Sebagai contoh, gaun isolasi polietilen Ritmed® AssureWear® memiliki desain yang dikenakan dari atas kepala dengan manset berlubang untuk ibu jari. Gaun ini terbuat dari polietilen spunbond dan memiliki jahitan yang kuat untuk kekuatan yang superior. Gaun ini bebas lateks dan diklasifikasikan sebagai jenis aplikasi gaun isolasi. Sifatnya yang kedap air menunjukkan efektivitas penghalangnya.
Kain Gaun Rumah Sakit dari Katun dan Campuran Katun
Kain katun dan campuran katun adalah pilihan tradisional untuk gaun rumah sakit yang dapat digunakan kembali. Kain ini menawarkan kenyamanan dan sirkulasi udara yang baik bagi pasien.
Dibuat dari bahan yang nyaman dan mudah bernapas seperti katun atau campuran katun, gaun pasien kami memprioritaskan kenyamanan pasien sekaligus memastikan perlindungan yang tepat.
Meskipun nyaman, sifat katun yang berpori berarti ia menawarkan ketahanan cairan yang minimal. Hal ini membatasi penggunaannya di lingkungan yang membutuhkan perlindungan penghalang tinggi. Campuran katun, seringkali dengan poliester, bertujuan untuk meningkatkan daya tahan dan mengurangi penyusutan sambil mempertahankan sebagian kenyamanan katun. Mempertahankan integritas gaun ini membutuhkan protokol pencucian khusus. Gaun yang kotor menjalani proses pembersihan komprehensif. Ini mungkin termasuk pencucian, disinfeksi, dan sterilisasi. Langkah-langkah spesifik bergantung pada jenis gaun dan tingkat kontaminasi yang dialaminya. Gaun isolasi yang dapat digunakan kembali, seperti gaun katun kuning berbobot sedang, terbuat dari kain campuran poliester-katun 55/45 yang tahan lama dan bernapas. Campuran ini dirancang untuk tahan terhadap banyak penggunaan dan pencucian tanpa mengurangi kualitas perlindungannya. Hal ini membuatnya cocok untuk lingkungan perawatan kesehatan yang menuntut.
Kain Gaun Rumah Sakit dari Poliester dan Campuran Poliester
Kain poliester dan campuran poliester umum digunakan pada gaun rumah sakit yang dapat digunakan kembali karena daya tahan, kekuatan, dan ketahanannya terhadap penyusutan dan kerutan.

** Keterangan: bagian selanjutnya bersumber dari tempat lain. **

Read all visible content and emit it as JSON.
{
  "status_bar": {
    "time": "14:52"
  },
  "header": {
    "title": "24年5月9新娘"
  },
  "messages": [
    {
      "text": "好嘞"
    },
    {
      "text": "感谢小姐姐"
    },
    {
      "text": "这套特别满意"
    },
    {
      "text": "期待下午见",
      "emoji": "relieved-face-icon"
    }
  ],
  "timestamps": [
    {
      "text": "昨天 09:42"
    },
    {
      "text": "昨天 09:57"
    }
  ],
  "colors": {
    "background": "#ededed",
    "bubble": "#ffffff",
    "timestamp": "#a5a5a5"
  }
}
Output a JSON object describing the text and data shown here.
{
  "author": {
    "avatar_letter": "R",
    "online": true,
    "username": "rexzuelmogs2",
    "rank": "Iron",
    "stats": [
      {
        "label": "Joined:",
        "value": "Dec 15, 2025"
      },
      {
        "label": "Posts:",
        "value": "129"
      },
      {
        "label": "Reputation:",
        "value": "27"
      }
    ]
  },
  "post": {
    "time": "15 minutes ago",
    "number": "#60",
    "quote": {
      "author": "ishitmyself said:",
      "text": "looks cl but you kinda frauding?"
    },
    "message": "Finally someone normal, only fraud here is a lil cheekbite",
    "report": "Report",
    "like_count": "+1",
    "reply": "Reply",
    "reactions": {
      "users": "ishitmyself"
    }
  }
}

Poliester menawarkan ketahanan kimia yang baik dan tidak menyerap cairan, menjadikannya penghalang yang lebih baik terhadap kontaminan tertentu daripada katun.
| Fitur | Kain Poliester | Kain Katun |
|---|---|---|
| Ketahanan Kimia | Penghalang yang baik terhadap asam dan kontaminan biologis | Rentan terhadap tumpahan asam; ketahanan terhadap cairan minimal. |
| Penyerapan Cairan | Tidak menyerap cairan | Tidak tahan terhadap cairan, terutama asam. |
| Kesesuaian | Penelitian biomedis, laboratorium pengujian darah | Membutuhkan perlindungan tambahan untuk bahan korosif. |
| Biaya | Lebih murah untuk diproduksi | Seringkali lebih mahal (untuk 100% katun) |
Jas lab poliester, misalnya, tahan lama dan awet. Namun, jas lab katun menawarkan ketahanan minimal terhadap cairan dan bahan kimia. Campuran poliester sering menggabungkan poliester dengan katun untuk menyeimbangkan kenyamanan dengan daya tahan dan ketahanan terhadap cairan yang lebih baik. Kain ini dapat tahan terhadap banyak siklus pencucian sambil tetap mempertahankan kualitas pelindungnya.
| Kain | Siklus hingga Kekuatan 50% | Siklus Menuju Keausan yang Terlihat | Ketahanan Kekuatan Tarik (setelah 200 siklus) |
|---|---|---|---|
| Poliester berkekuatan tinggi | 250 | 300 | >85% |
| Campuran 80/20 | 150 | 200 | Tidak tersedia |
| 100% Poliester | Tidak tersedia | Tidak tersedia | >92% (setelah 100 siklus autoklaf) |
Manajer fasilitas pusat dialisis melaporkan bahwa gaun yang kekuatan tariknya turun di bawah 90% dari kekuatan aslinya setelah 20 kali pencucian dianggap tidak layak pakai. Hal ini mendorong peralihan ke poliester campuran, yang mempertahankan kekuatan 95% setelah 60 kali pencucian. Ini menunjukkan daya tahan dan efektivitas biaya yang unggul dari poliester dan campurannya dalam gaun rumah sakit yang dapat digunakan kembali.
Kriteria Kinerja Utama untuk Kain Gaun Rumah Sakit
Fasilitas layanan kesehatan dengan cermat mengevaluasi beberapa kriteria kinerja utama saat memilih penyedia layanan.kain gaun rumah sakitKriteria ini memastikan keselamatan pasien, perlindungan petugas kesehatan, dan efisiensi operasional.
Ketahanan terhadap Cairan dan Perlindungan Penghalang
Ketahanan terhadap cairan merupakan perhatian utama untuk gaun rumah sakit. Hal ini mencegah penetrasi darah, cairan tubuh, dan cairan lainnya. Asosiasi untuk Kemajuan Instrumentasi Medis (AAMI) menetapkan sistem klasifikasi (Level 1-4) untuk menilai permeabilitas cairan pada gaun sekali pakai.
- Gaun Level 1 menawarkan perlindungan penghalang minimal terhadap paparan cairan rendah. Produsen hanya menguji gaun ini terhadap dampak semprotan air, menggunakan metode seperti AATCC 42.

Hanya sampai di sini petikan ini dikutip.